24. 5411 sayılı Bankacılık Kanunu’nun 62. maddesinde “zamanaşımı” kavramı kullanılmış ise de burada ifade edilen “zamanaşımı” borçlar hukuku anlamında “zamanaşımı” kavramından farklılık arz etmektedir. Zira yukarıda da bahsedildiği üzere 5411 sayılı Bankacılık Kanunu’nun 62. maddesindeki zamanaşımı, borçlar hukuku anlamında zamanaşımı kavramından farklı olarak, şartların gerçekleşmesi hâlinde mevduatın Fon’a devrine ve bu şekilde sözleşmenin ve mevduat sahibinin alacak hakkının tamamen sona ermesine neden olmaktadır. Bu itibarla mevduat sözleşmelerinde bankaların on yıl süreyle belgeleri saklama yükümlülüğü, 5411 sayılı Bankacılık Kanunu’nun 62. maddesi kapsamında Fon’a devredilen alacaklarda, bu hesap mevcudunun Fon’a devrinden itibaren (Battal, Ahmet: Bankacılık Kanunu Şerhi, Ankara, 2007, s. 190), diğer sona erme hâllerinde ise alacak sona erme tarihinde muaccel olacağı için bu tarihten itibaren başlayacaktır.

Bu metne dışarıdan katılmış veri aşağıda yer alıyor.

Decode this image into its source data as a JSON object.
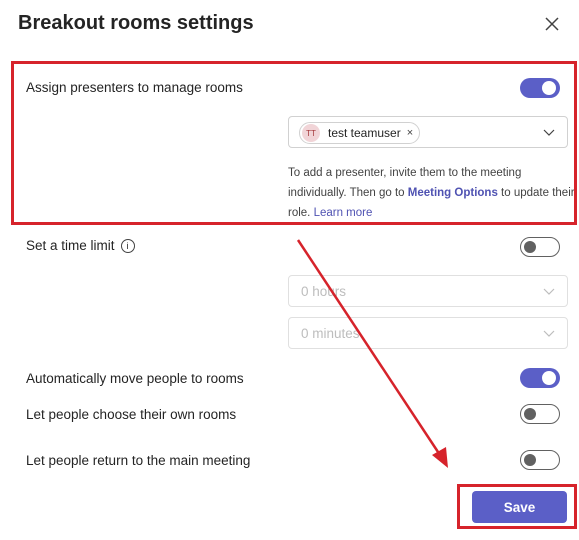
{
  "dialog": {
    "title": "Breakout rooms settings",
    "close_icon": "close-icon"
  },
  "presenters": {
    "label": "Assign presenters to manage rooms",
    "toggle_on": true,
    "chip": {
      "initials": "TT",
      "name": "test teamuser",
      "remove_icon": "×"
    },
    "help_prefix": "To add a presenter, invite them to the meeting individually. Then go to ",
    "help_bold": "Meeting Options",
    "help_suffix": " to update their role. ",
    "help_link": "Learn more"
  },
  "time_limit": {
    "label": "Set a time limit",
    "info_icon": "i",
    "toggle_on": false,
    "hours_placeholder": "0 hours",
    "minutes_placeholder": "0 minutes"
  },
  "options": [
    {
      "label": "Automatically move people to rooms",
      "toggle_on": true
    },
    {
      "label": "Let people choose their own rooms",
      "toggle_on": false
    },
    {
      "label": "Let people return to the main meeting",
      "toggle_on": false
    }
  ],
  "footer": {
    "save_label": "Save"
  },
  "colors": {
    "accent": "#5b5fc7",
    "annotation_red": "#d6232b"
  }
}
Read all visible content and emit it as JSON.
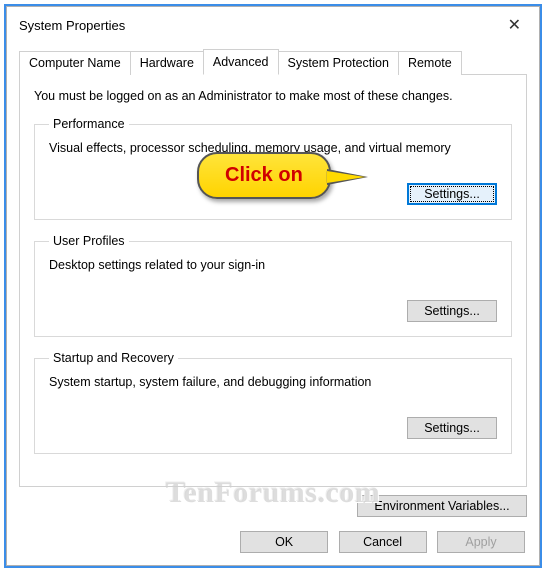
{
  "window": {
    "title": "System Properties"
  },
  "tabs": {
    "computer_name": "Computer Name",
    "hardware": "Hardware",
    "advanced": "Advanced",
    "system_protection": "System Protection",
    "remote": "Remote"
  },
  "hint": "You must be logged on as an Administrator to make most of these changes.",
  "groups": {
    "performance": {
      "legend": "Performance",
      "desc": "Visual effects, processor scheduling, memory usage, and virtual memory",
      "button": "Settings..."
    },
    "user_profiles": {
      "legend": "User Profiles",
      "desc": "Desktop settings related to your sign-in",
      "button": "Settings..."
    },
    "startup": {
      "legend": "Startup and Recovery",
      "desc": "System startup, system failure, and debugging information",
      "button": "Settings..."
    }
  },
  "env_button": "Environment Variables...",
  "buttons": {
    "ok": "OK",
    "cancel": "Cancel",
    "apply": "Apply"
  },
  "callout": "Click on",
  "watermark": "TenForums.com"
}
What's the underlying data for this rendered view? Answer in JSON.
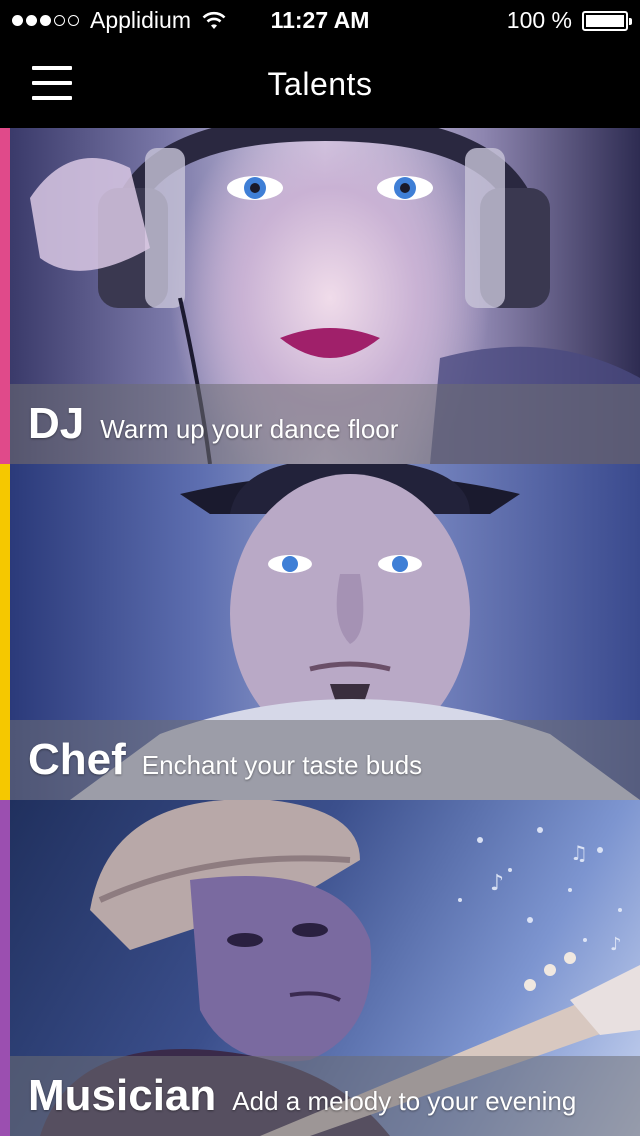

25. Yukarıda yapılan açıklamalar ışığında somut olay değerlendirildiğinde; davacı adına Alman Emeklilik Sigorta Kurumu tarafından gönderilen 35.488,79 DM’nin davalı banka tarafından 28.03.1994 tarihinde davacının mevduat hesabına aktarıldığı anlaşılmaktadır. Davalı banka tarafından hesaptaki paranın davacı tarafından 05.04.1994 ve 02.05.1994 tarihlerinde çekildiği savunulmuş, ancak paranın çekilme işlemlerine dair belgelerin on yıllık saklama süresinin dolduğu için imha edildiği belirtilmiştir.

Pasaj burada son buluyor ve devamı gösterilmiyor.